Lalu, semua jadi sibuk.
Presiden sibuk (gulung celana).
Menteri sibuk berkoordinasi, wakil rakyat sibuk sidak (kalau perlu sekalian cermati potensi suara untuk pemilu berikut), Pak Lurah, RT, RW, aparat, sibuk menyalurkan bantuan (kalo nyang beginian mah sibuk beneran, kerja beneran, dalam arti sebenarnya..) 
Para PRT pun sibuk (ini juga sibuk kerja beneran..).

Lalu.. semua sibuk bikin pernyataan di media, dengan teori masing-masing, tentang “bagaimana seyogyanya agar banjir tidak terjadi lagi”.
Tapi umumnya tidak sadar, bahwa banjir juga butuh berekspresi, butuh tampil, butuh diapresiasi, pada tempat dan saat nya yang memang sejak dulu di situ, begitu.

Dan, tadi itu tentang kenapa banjir dari sudut waktu dan lokasi.
Dari sudut yang lain?
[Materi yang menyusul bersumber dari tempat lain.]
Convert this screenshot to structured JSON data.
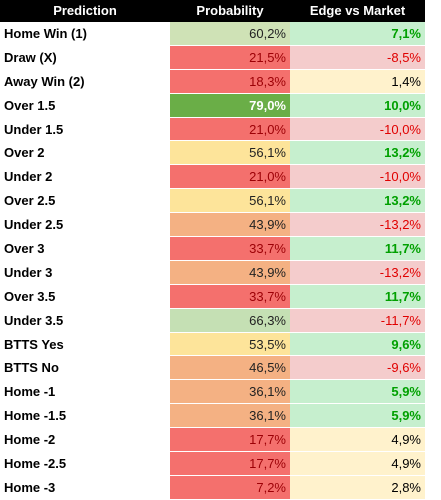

Penyebabnya?
Mari kita renungkan...

* * *
            “saudara, berikut ini adalah laporan langsung dari kawaan elit STRES, dimana ketinggian banjir saat ini mencapai 2 meter.” Dan untuk mengetahui pendapat warga, kita tanya langsung kepada seorang warga STRES ini”.
            “selamat siang bapak.”
            “ya, selamat siang.”
            “emm.. kalo boleh tau kira-kira apa penyebab banjir ini sehingga luapannya sedemikian tinggi pak?”
            “jelas ini karena sungai meluap, bagusnya sungai itu ditanggul saja, pemerintah tidak peka siiih..”
            “oo.. iya pak, terima kasih pak”.